What are they looking for?
Readers are looking for understanding, tips, explanation of new approaches, the nitty-gritty of delivery/execution and the basis for the use of change management (or not).
What information are they missing?
Obviously the information the posts represent, but dig deeper. This blog is about positive, end state change. That flies in the face of most change methods and approaches (theory has not really been studied scientifically- no Prosci does not qualify). The top post addresses the first the others have more to do with information that feeds the second.
Stakeholders do not always know what they are missing. You often have to feed them the information they are comfortable with while at the same time leading them to an understanding of the things they do not know- and are not aware they need to understand.
Do they understand the current environment, the change, possible end states?
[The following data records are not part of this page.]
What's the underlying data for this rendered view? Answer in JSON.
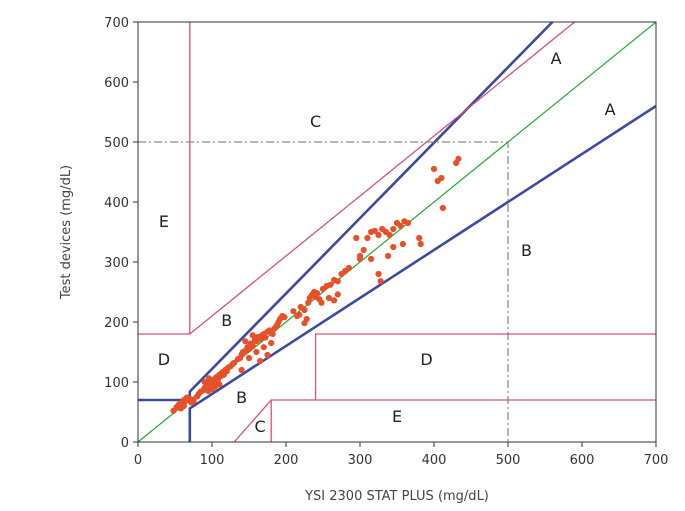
{
  "chart_data": {
    "type": "scatter",
    "title": "",
    "xlabel": "YSI 2300 STAT PLUS (mg/dL)",
    "ylabel": "Test devices (mg/dL)",
    "xlim": [
      0,
      700
    ],
    "ylim": [
      0,
      700
    ],
    "xticks": [
      "0",
      "100",
      "200",
      "300",
      "400",
      "500",
      "600",
      "700"
    ],
    "yticks": [
      "0",
      "100",
      "200",
      "300",
      "400",
      "500",
      "600",
      "700"
    ],
    "grid": false,
    "colors": {
      "points": "#e8502a",
      "identity": "#22aa33",
      "zone_a": "#3b4aa0",
      "zone_other": "#d9507a",
      "reference": "#8a8a8a",
      "axis": "#333333"
    },
    "reference_lines": [
      {
        "type": "identity",
        "from": [
          0,
          0
        ],
        "to": [
          700,
          700
        ]
      },
      {
        "type": "zone_a_upper",
        "points": [
          [
            0,
            70
          ],
          [
            70,
            70
          ],
          [
            70,
            84
          ],
          [
            560,
            700
          ]
        ]
      },
      {
        "type": "zone_a_lower",
        "points": [
          [
            70,
            0
          ],
          [
            70,
            56
          ],
          [
            700,
            560
          ]
        ]
      },
      {
        "type": "zone_c_upper",
        "points": [
          [
            70,
            180
          ],
          [
            590,
            700
          ]
        ]
      },
      {
        "type": "zone_e_upper",
        "points": [
          [
            0,
            180
          ],
          [
            70,
            180
          ],
          [
            70,
            700
          ]
        ]
      },
      {
        "type": "zone_d_right",
        "points": [
          [
            240,
            70
          ],
          [
            240,
            180
          ],
          [
            700,
            180
          ]
        ]
      },
      {
        "type": "zone_e_lower",
        "points": [
          [
            180,
            0
          ],
          [
            180,
            70
          ],
          [
            700,
            70
          ]
        ]
      },
      {
        "type": "zone_c_lower",
        "points": [
          [
            130,
            0
          ],
          [
            180,
            70
          ]
        ]
      },
      {
        "type": "dashed_500",
        "points": [
          [
            0,
            500
          ],
          [
            500,
            500
          ],
          [
            500,
            0
          ]
        ]
      }
    ],
    "zone_labels": [
      {
        "text": "A",
        "x": 565,
        "y": 630
      },
      {
        "text": "A",
        "x": 638,
        "y": 545
      },
      {
        "text": "B",
        "x": 120,
        "y": 193
      },
      {
        "text": "B",
        "x": 525,
        "y": 310
      },
      {
        "text": "B",
        "x": 140,
        "y": 65
      },
      {
        "text": "C",
        "x": 240,
        "y": 525
      },
      {
        "text": "C",
        "x": 165,
        "y": 17
      },
      {
        "text": "D",
        "x": 35,
        "y": 128
      },
      {
        "text": "D",
        "x": 390,
        "y": 128
      },
      {
        "text": "E",
        "x": 35,
        "y": 358
      },
      {
        "text": "E",
        "x": 350,
        "y": 33
      }
    ],
    "series": [
      {
        "points": [
          [
            48,
            52
          ],
          [
            52,
            58
          ],
          [
            55,
            62
          ],
          [
            57,
            64
          ],
          [
            60,
            66
          ],
          [
            62,
            70
          ],
          [
            64,
            68
          ],
          [
            66,
            74
          ],
          [
            68,
            70
          ],
          [
            70,
            72
          ],
          [
            72,
            66
          ],
          [
            73,
            70
          ],
          [
            75,
            68
          ],
          [
            58,
            56
          ],
          [
            62,
            60
          ],
          [
            80,
            76
          ],
          [
            82,
            80
          ],
          [
            85,
            84
          ],
          [
            88,
            86
          ],
          [
            90,
            90
          ],
          [
            92,
            88
          ],
          [
            94,
            92
          ],
          [
            96,
            96
          ],
          [
            98,
            100
          ],
          [
            100,
            98
          ],
          [
            102,
            104
          ],
          [
            104,
            100
          ],
          [
            106,
            108
          ],
          [
            108,
            104
          ],
          [
            110,
            112
          ],
          [
            112,
            110
          ],
          [
            114,
            116
          ],
          [
            116,
            112
          ],
          [
            118,
            120
          ],
          [
            120,
            118
          ],
          [
            122,
            124
          ],
          [
            125,
            126
          ],
          [
            128,
            130
          ],
          [
            90,
            100
          ],
          [
            96,
            106
          ],
          [
            104,
            92
          ],
          [
            110,
            96
          ],
          [
            100,
            88
          ],
          [
            95,
            85
          ],
          [
            130,
            132
          ],
          [
            135,
            138
          ],
          [
            138,
            140
          ],
          [
            140,
            146
          ],
          [
            142,
            150
          ],
          [
            145,
            152
          ],
          [
            148,
            158
          ],
          [
            150,
            155
          ],
          [
            152,
            164
          ],
          [
            155,
            160
          ],
          [
            158,
            170
          ],
          [
            160,
            168
          ],
          [
            162,
            175
          ],
          [
            165,
            172
          ],
          [
            168,
            178
          ],
          [
            170,
            180
          ],
          [
            172,
            174
          ],
          [
            175,
            184
          ],
          [
            178,
            186
          ],
          [
            180,
            182
          ],
          [
            182,
            180
          ],
          [
            185,
            190
          ],
          [
            188,
            195
          ],
          [
            190,
            200
          ],
          [
            192,
            205
          ],
          [
            195,
            210
          ],
          [
            198,
            208
          ],
          [
            150,
            140
          ],
          [
            160,
            150
          ],
          [
            170,
            158
          ],
          [
            180,
            165
          ],
          [
            175,
            145
          ],
          [
            165,
            135
          ],
          [
            140,
            120
          ],
          [
            155,
            178
          ],
          [
            145,
            168
          ],
          [
            210,
            218
          ],
          [
            215,
            210
          ],
          [
            220,
            225
          ],
          [
            225,
            220
          ],
          [
            230,
            232
          ],
          [
            232,
            240
          ],
          [
            235,
            245
          ],
          [
            238,
            250
          ],
          [
            240,
            242
          ],
          [
            242,
            248
          ],
          [
            245,
            238
          ],
          [
            250,
            255
          ],
          [
            255,
            260
          ],
          [
            260,
            262
          ],
          [
            265,
            270
          ],
          [
            270,
            268
          ],
          [
            275,
            280
          ],
          [
            280,
            285
          ],
          [
            285,
            290
          ],
          [
            218,
            212
          ],
          [
            228,
            205
          ],
          [
            248,
            232
          ],
          [
            258,
            240
          ],
          [
            270,
            246
          ],
          [
            265,
            236
          ],
          [
            225,
            198
          ],
          [
            300,
            310
          ],
          [
            305,
            320
          ],
          [
            310,
            340
          ],
          [
            315,
            350
          ],
          [
            320,
            352
          ],
          [
            325,
            345
          ],
          [
            330,
            355
          ],
          [
            335,
            350
          ],
          [
            340,
            345
          ],
          [
            345,
            355
          ],
          [
            350,
            365
          ],
          [
            355,
            360
          ],
          [
            360,
            368
          ],
          [
            365,
            365
          ],
          [
            295,
            340
          ],
          [
            300,
            305
          ],
          [
            315,
            305
          ],
          [
            325,
            280
          ],
          [
            328,
            268
          ],
          [
            338,
            310
          ],
          [
            345,
            325
          ],
          [
            358,
            330
          ],
          [
            380,
            340
          ],
          [
            382,
            330
          ],
          [
            400,
            455
          ],
          [
            405,
            435
          ],
          [
            410,
            440
          ],
          [
            412,
            390
          ],
          [
            430,
            465
          ],
          [
            433,
            472
          ]
        ]
      }
    ]
  }
}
This question tags onto, or maybe precedes the last. Practitioners and leaders need to be open to listen to stakeholders in order to understand where they are coming from, which spot they are starting with, so end states will make sense.
Do these stats reveal anything? Can I use some science to plan for change? Yes and not really.
If this was a change initiative and I was to rely on the stats I would need to make a lot of assumptions. If I am an internal leader or practitioner making those assumptions our change not only switched from science to art it turned into a paint by numbers process. I will steer things my way, consciously, subconsciously or unconsciously.
Now imagine if I could reach out in some way to these readers/stakeholders to cater the change to them. I know the end state I would like, but there is a lot of room for flexibility of content, process and structure (and timing)- just like big organizational change.
Stats can help change. They can paint pictures, they can help frame arguments, they can be support for cost. Nothing matches the art of interaction with stakeholders though.